A ex-candidata é mãe do vereador Jair Renan Bolsonaro (PL-SC) e concorreu à Câmara Legislativa do Distrito Federal com o nome de urna Cristina Bolsonaro. O bloqueio ocorreu porque ela não pagou, no prazo determinado, o valor que a Justiça mandou ressarcir após a rejeição das contas eleitorais.
O Tribunal Regional Eleitoral do Distrito Federal rejeitou a prestação de contas por unanimidade, seguindo parecer do Ministério Público Eleitoral. Relator do caso, o desembargador Guilherme Pupe da Nóbrega afirmou no julgamento que as falhas “permeiam praticamente toda a gama de gastos de campanha”.
A Justiça Eleitoral apontou problemas na comprovação de despesas com militância, mobilização de rua, alimentação, combustível, criação de páginas na internet, impulsionamento de conteúdo, locação de bens e contratação de serviços de terceiros. O voto também registrou que Ana Cristina não apresentou justificativas, esclarecimentos ou documentos capazes de sanar as irregularidades indicadas pela área técnica.

Cobrança pode atingir contas, veículos e imóveis
Se o saldo bancário de Ana Cristina Valle não for suficiente para cobrir os R$ 227 mil, a cobrança poderá avançar sobre veículos e imóveis registrados em nome da ex-candidata.
A decisão trata especificamente da campanha de 2022 e da devolução de recursos do fundo eleitoral cuja aplicação regular não foi comprovada.

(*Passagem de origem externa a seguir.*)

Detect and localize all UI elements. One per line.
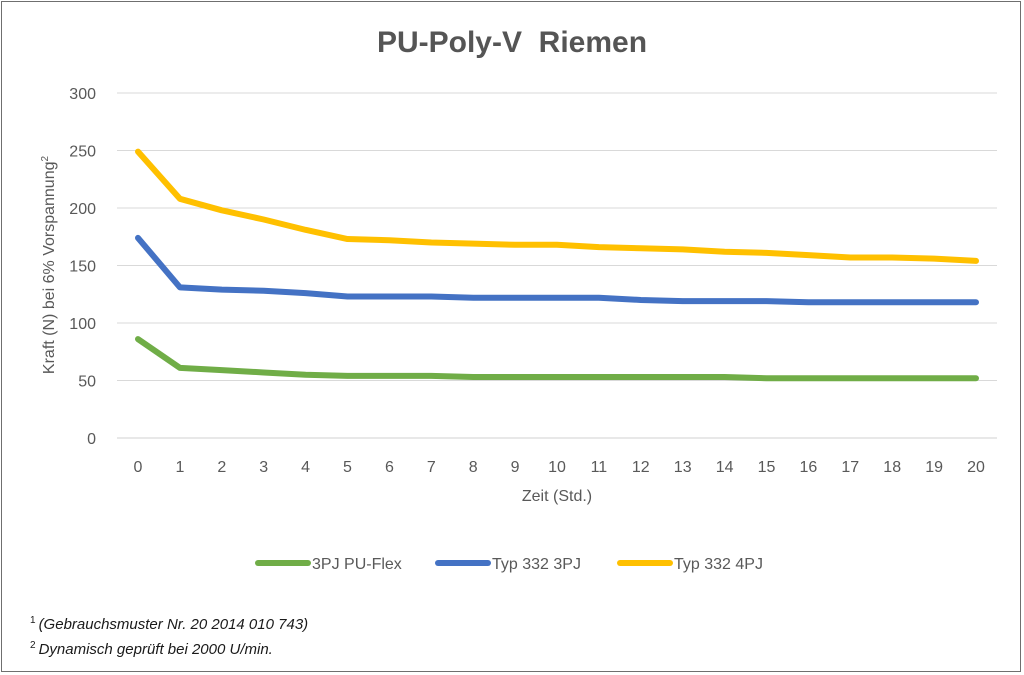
x-tick-label-5: 5 <box>343 459 352 476</box>
series-line-2 <box>135 234 979 306</box>
legend-label-1: 3PJ PU-Flex <box>312 556 402 573</box>
legend-label-2: Typ 332 3PJ <box>492 556 581 573</box>
footnote-2-marker: 2 <box>30 640 36 651</box>
series-line-3 <box>135 148 979 264</box>
x-tick-label-13: 13 <box>674 459 692 476</box>
x-tick-label-19: 19 <box>925 459 943 476</box>
x-tick-label-2: 2 <box>217 459 226 476</box>
y-tick-label-50: 50 <box>78 374 96 391</box>
x-tick-label-9: 9 <box>511 459 520 476</box>
x-tick-label-1: 1 <box>175 459 184 476</box>
x-tick-label-17: 17 <box>841 459 859 476</box>
footnote-2: 2 Dynamisch geprüft bei 2000 U/min. <box>30 635 308 660</box>
x-tick-label-8: 8 <box>469 459 478 476</box>
legend-label-3: Typ 332 4PJ <box>674 556 763 573</box>
x-tick-label-16: 16 <box>800 459 818 476</box>
footnote-1-text: (Gebrauchsmuster Nr. 20 2014 010 743) <box>38 616 309 633</box>
x-tick-label-10: 10 <box>548 459 566 476</box>
x-axis-label: Zeit (Std.) <box>522 488 592 505</box>
y-axis-label: Kraft (N) bei 6% Vorspannung2 <box>40 156 58 375</box>
x-tick-label-15: 15 <box>758 459 776 476</box>
x-tick-label-4: 4 <box>301 459 310 476</box>
chart-title: PU-Poly-V Riemen <box>377 26 647 59</box>
y-tick-label-150: 150 <box>69 259 96 276</box>
y-tick-label-100: 100 <box>69 316 96 333</box>
x-tick-label-14: 14 <box>716 459 734 476</box>
legend-item-1: 3PJ PU-Flex <box>255 556 402 573</box>
y-axis-label-text: Kraft (N) bei 6% Vorspannung <box>41 162 58 375</box>
gridlines <box>117 92 997 439</box>
y-tick-label-300: 300 <box>69 86 96 103</box>
footnote-1-marker: 1 <box>30 615 36 626</box>
y-tick-label-200: 200 <box>69 201 96 218</box>
y-axis-label-superscript: 2 <box>40 156 51 162</box>
x-axis-ticks: 0 1 2 3 4 5 6 7 8 9 10 11 12 13 14 15 16 17 18 19 20 <box>134 459 985 476</box>
x-tick-label-12: 12 <box>632 459 650 476</box>
x-tick-label-3: 3 <box>259 459 268 476</box>
legend: 3PJ PU-Flex Typ 332 3PJ Typ 332 4PJ <box>255 556 763 573</box>
y-axis-ticks: 0 50 100 150 200 250 300 <box>69 86 96 448</box>
series-lines <box>135 148 979 382</box>
footnote-1: 1 (Gebrauchsmuster Nr. 20 2014 010 743) <box>30 610 308 635</box>
x-tick-label-0: 0 <box>134 459 143 476</box>
y-tick-label-250: 250 <box>69 144 96 161</box>
x-tick-label-18: 18 <box>883 459 901 476</box>
legend-item-3: Typ 332 4PJ <box>617 556 763 573</box>
legend-item-2: Typ 332 3PJ <box>435 556 581 573</box>
y-tick-label-0: 0 <box>87 431 96 448</box>
footnotes: 1 (Gebrauchsmuster Nr. 20 2014 010 743) 2… <box>30 610 308 660</box>
x-tick-label-20: 20 <box>967 459 985 476</box>
x-tick-label-7: 7 <box>427 459 436 476</box>
series-line-1 <box>135 336 979 382</box>
footnote-2-text: Dynamisch geprüft bei 2000 U/min. <box>38 641 273 658</box>
x-tick-label-11: 11 <box>591 459 608 476</box>
x-tick-label-6: 6 <box>385 459 394 476</box>
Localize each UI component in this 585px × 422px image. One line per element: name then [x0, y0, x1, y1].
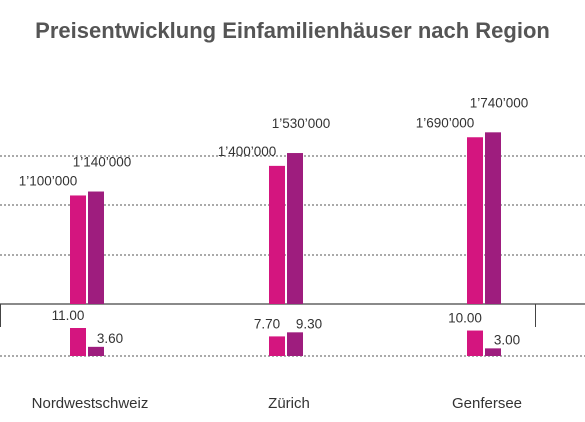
top-label-1-1: 1’530’000	[272, 116, 331, 131]
bottom-label-1-0: 7.70	[254, 316, 280, 331]
bottom-label-2-1: 3.00	[494, 332, 520, 347]
top-bar-1-0	[269, 165, 285, 304]
bottom-label-0-1: 3.60	[97, 331, 123, 346]
bottom-bar-1-0	[269, 336, 285, 356]
top-bar-2-0	[467, 137, 483, 304]
bottom-bar-0-1	[88, 346, 104, 356]
top-label-0-0: 1’100’000	[19, 173, 78, 188]
top-label-2-0: 1’690’000	[416, 115, 475, 130]
top-bar-2-1	[485, 132, 501, 304]
category-label-1: Zürich	[268, 395, 310, 412]
category-label-2: Genfersee	[452, 395, 522, 412]
top-label-1-0: 1’400’000	[218, 144, 277, 159]
category-label-0: Nordwestschweiz	[32, 395, 149, 412]
bottom-label-2-0: 10.00	[448, 311, 482, 326]
top-bar-0-0	[70, 195, 86, 304]
bottom-label-1-1: 9.30	[296, 316, 322, 331]
bottom-label-0-0: 11.00	[52, 308, 85, 323]
bottom-bar-2-0	[467, 330, 483, 356]
bottom-bar-2-1	[485, 348, 501, 356]
bottom-bar-1-1	[287, 332, 303, 356]
top-bar-1-1	[287, 153, 303, 304]
top-label-0-1: 1’140’000	[73, 155, 132, 170]
top-bar-0-1	[88, 191, 104, 304]
chart-title: Preisentwicklung Einfamilienhäuser nach …	[35, 18, 550, 43]
top-label-2-1: 1’740’000	[470, 95, 529, 110]
bottom-bar-0-0	[70, 328, 86, 356]
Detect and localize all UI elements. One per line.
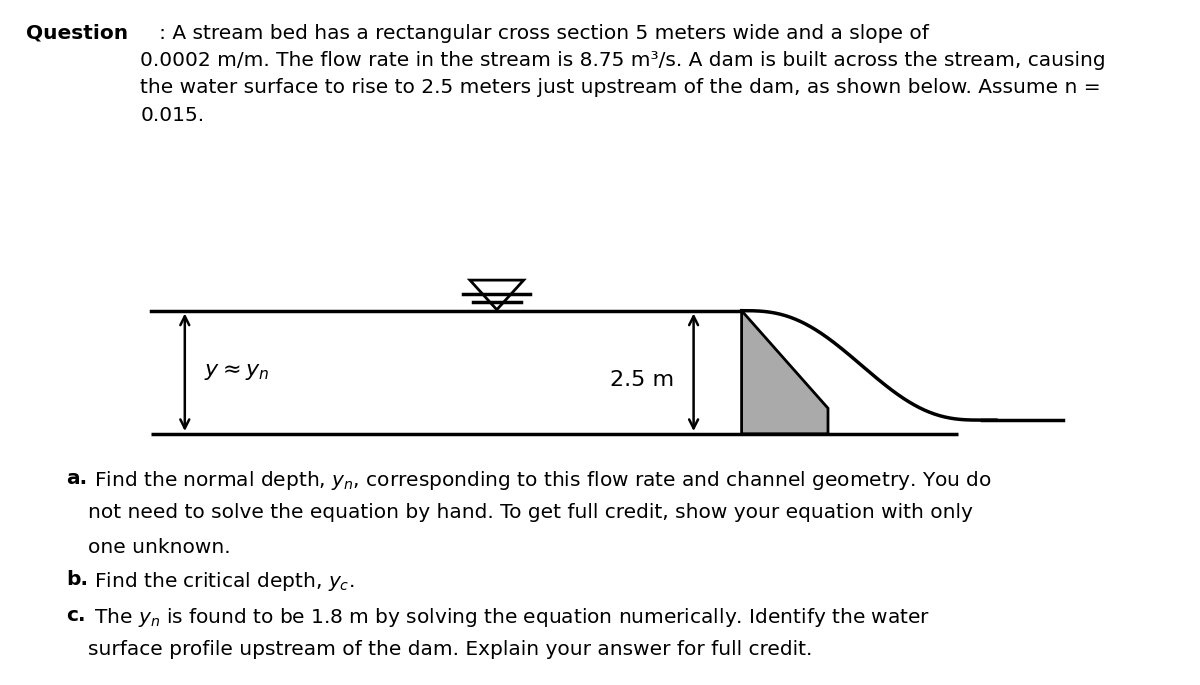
Text: a.: a.	[66, 469, 88, 488]
Text: c.: c.	[66, 606, 85, 625]
Text: b.: b.	[66, 570, 88, 589]
Text: Find the critical depth, $y_c$.: Find the critical depth, $y_c$.	[88, 570, 354, 593]
Text: not need to solve the equation by hand. To get full credit, show your equation w: not need to solve the equation by hand. …	[88, 503, 972, 523]
Text: 2.5 m: 2.5 m	[611, 370, 674, 390]
Text: Find the normal depth, $y_n$, corresponding to this flow rate and channel geomet: Find the normal depth, $y_n$, correspond…	[88, 469, 991, 493]
Text: one unknown.: one unknown.	[88, 538, 230, 557]
Text: : A stream bed has a rectangular cross section 5 meters wide and a slope of
0.00: : A stream bed has a rectangular cross s…	[140, 24, 1106, 125]
Polygon shape	[470, 280, 523, 310]
Text: Question: Question	[26, 24, 128, 43]
Polygon shape	[742, 311, 828, 434]
Text: The $y_n$ is found to be 1.8 m by solving the equation numerically. Identify the: The $y_n$ is found to be 1.8 m by solvin…	[88, 606, 930, 630]
Text: $y \approx y_n$: $y \approx y_n$	[204, 362, 269, 382]
Text: surface profile upstream of the dam. Explain your answer for full credit.: surface profile upstream of the dam. Exp…	[88, 640, 812, 660]
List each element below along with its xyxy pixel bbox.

O bloqueio não representa julgamento sobre o mérito das investigações envolvendo as chamadas rachadinhas.
Histórico envolve gabinetes ligados ao clã Bolsonaro
Antes da cobrança eleitoral, Ana Cristina Valle já havia aparecido em apurações sobre rachadinhas, esquema de devolução ilegal de parte dos salários de assessores em gabinetes parlamentares.
Ela foi chefe de gabinete de Carlos Bolsonaro na Câmara Municipal do Rio de Janeiro entre 2001 e 2008. Familiares de Ana Cristina também ocuparam cargos em estruturas ligadas à família Bolsonaro, e a candidatura dela em 2022 consta no sistema de Divulgação de Candidaturas e Contas Eleitorais do TSE.